As far as the shifted trie measure trie(𝒮+a) of Section 3 is concerned, we evaluated it on the above datasets for all shifts aU and reported the following statistics in Table 2: the trie cost for the optimal and worst shifts, the average cost over all shifts, and the percentage differences between the average/worst shifts and the optimal shift. Our results indicate that the optimal, average, and worst shifts lead in practice to similar costs. In particular, only five datasets showed a difference larger than 5% between the optimal and worst shift (opt-shift/worst-shift(%) < 95). Among these, the differences range between 15.85% for DBLP.xml and 6.01% for tags-math-sx-seqs. The differences are even smaller when comparing the optimum with the average shift. In this case, only DBLP.xml shows an average difference (of 6.95%) being larger than 5% (opt-shift/avg-shift(%) < 95), meaning that the trie measure computed with a random shift on this dataset is, on average, 6.95% larger than with the optimal shift. These results suggest that data structures which encode integer sets as tries using the standard binary integer encoding (such as the subset wavelet tree of Alanko et al. [1]) are often efficient in practice since even arbitrary shifts allow to obtain an encoding being not far from the optimal shifted encoding.

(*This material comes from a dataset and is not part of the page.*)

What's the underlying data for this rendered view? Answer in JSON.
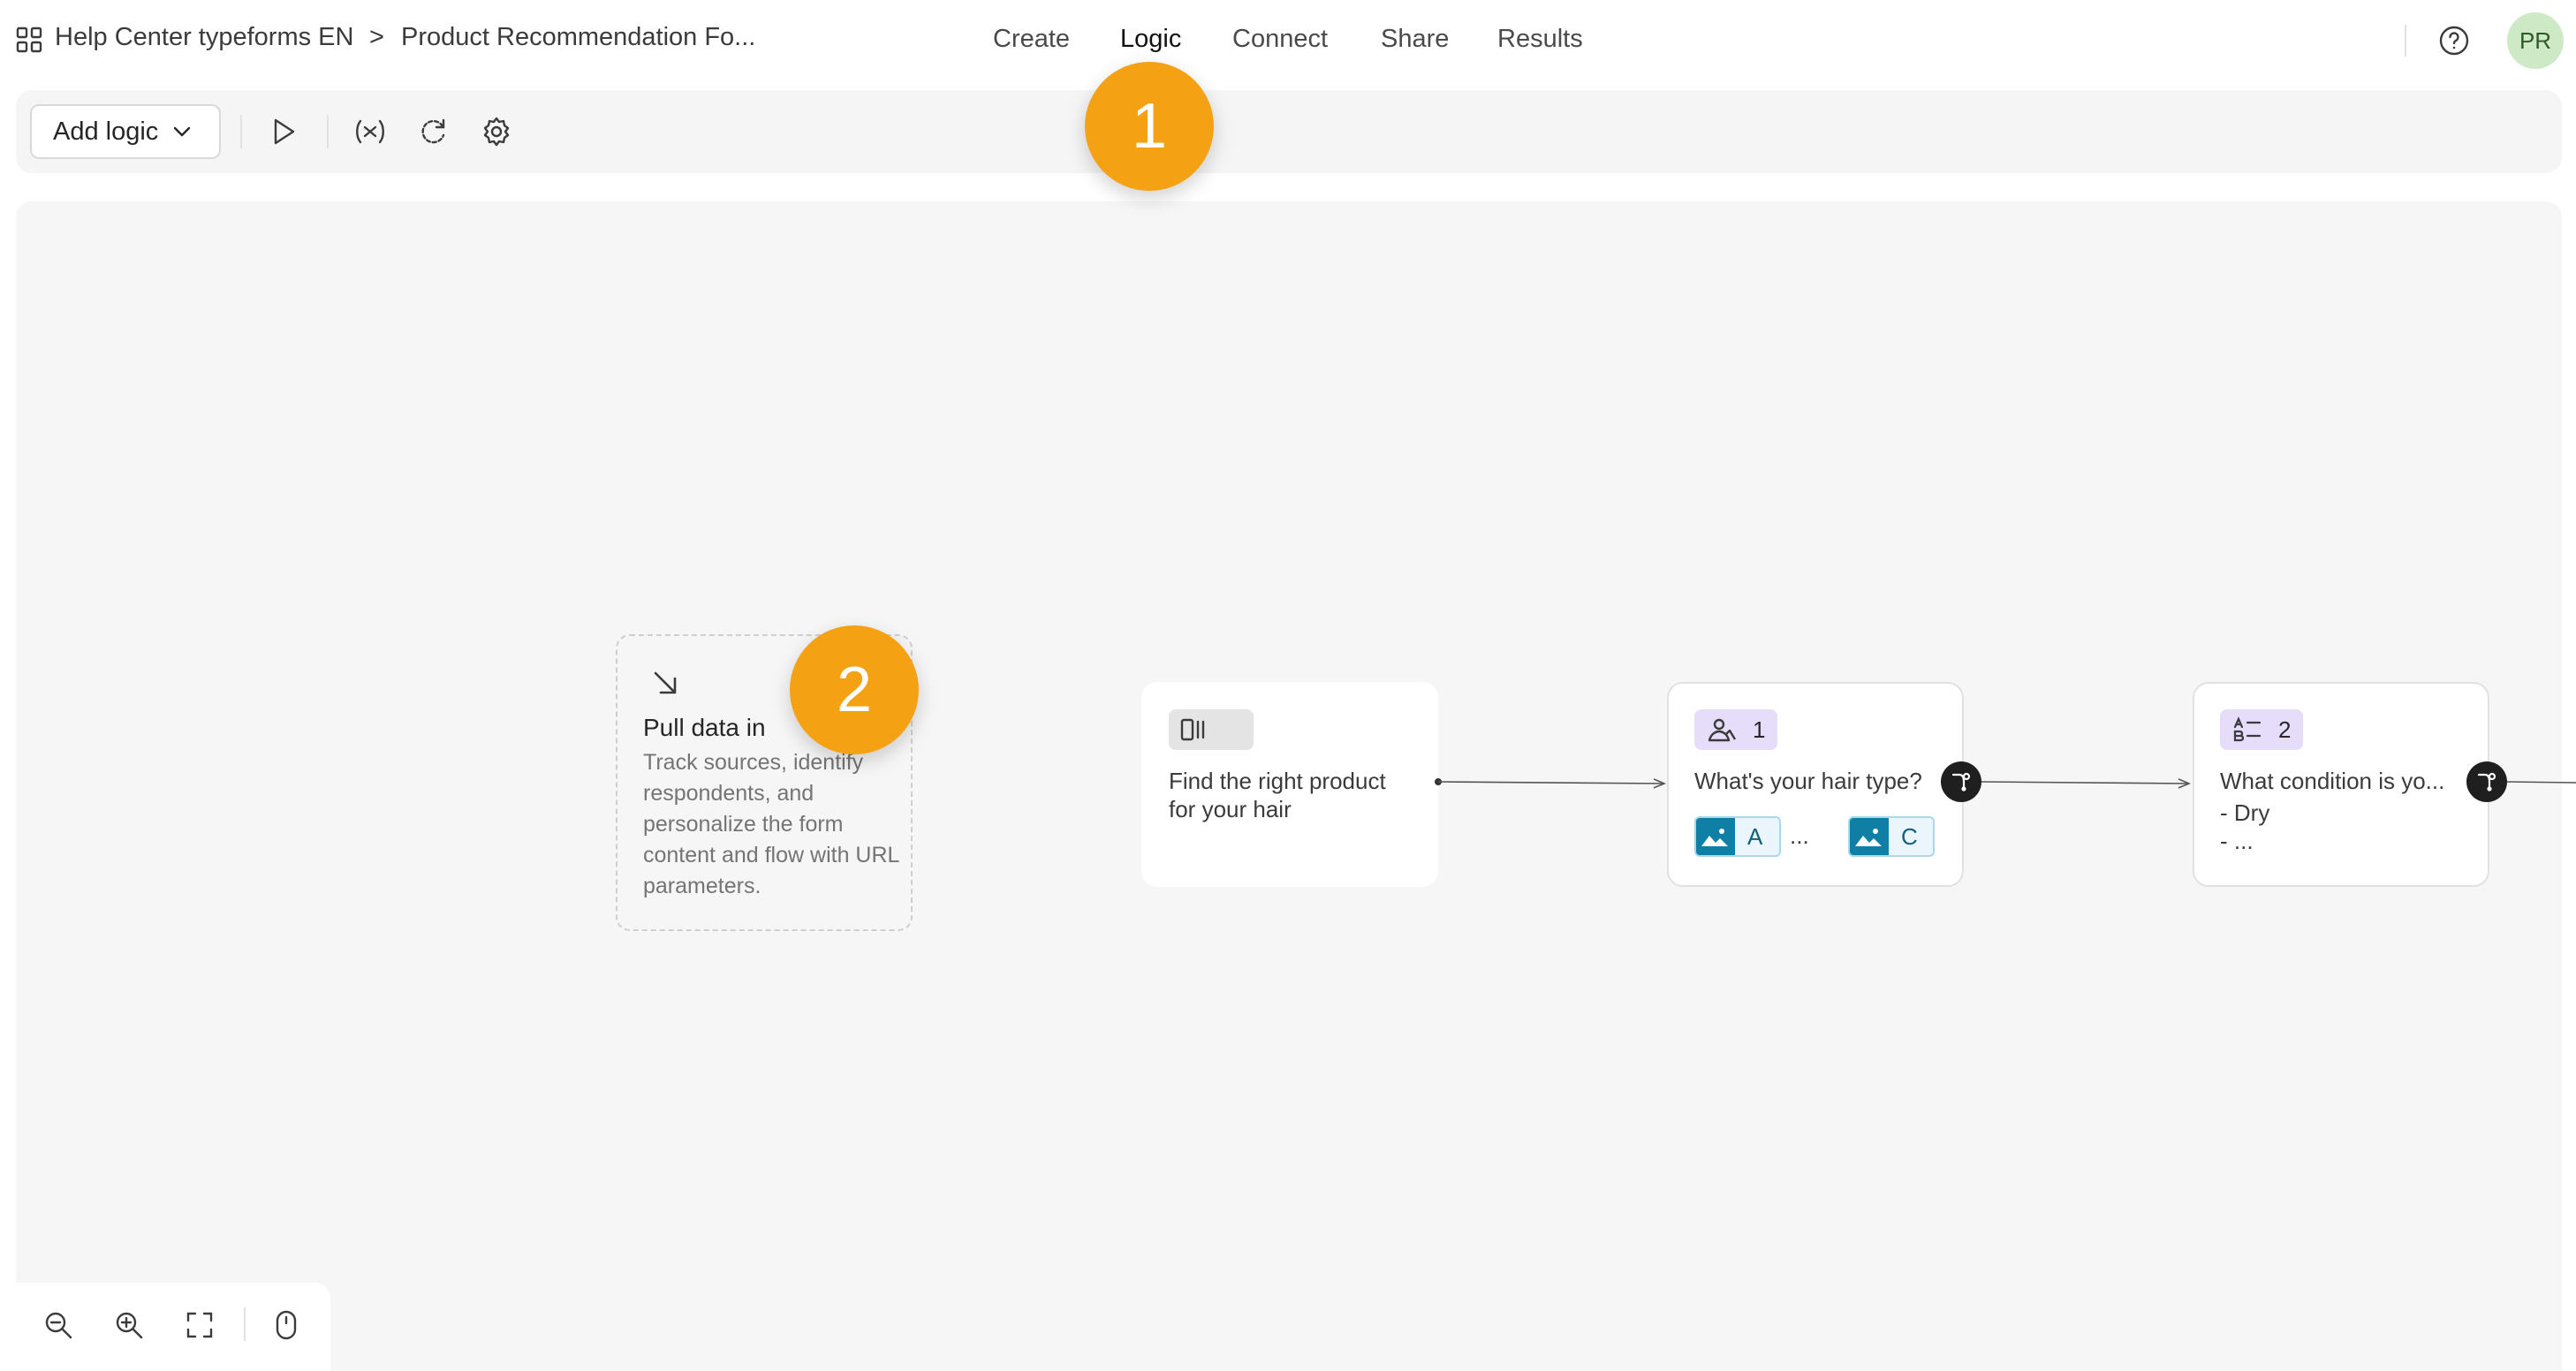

As far as the optimal shifted ordered encoding of Section 4.1 is concerned, the last two columns of Table 2 show the size of this encoding for the ten datasets on which we could run our cubic dynamic programming algorithm. The results indicate that the size of this encoding tends to be significantly smaller than the optimal shifted encoding discussed in the previous paragraph: seven datasets showed a percentage difference between the optimal shifted encoding and the optimal shifted ordered encoding being larger than 10%, with a peak of 27.31% on tags-math-sx-seqs.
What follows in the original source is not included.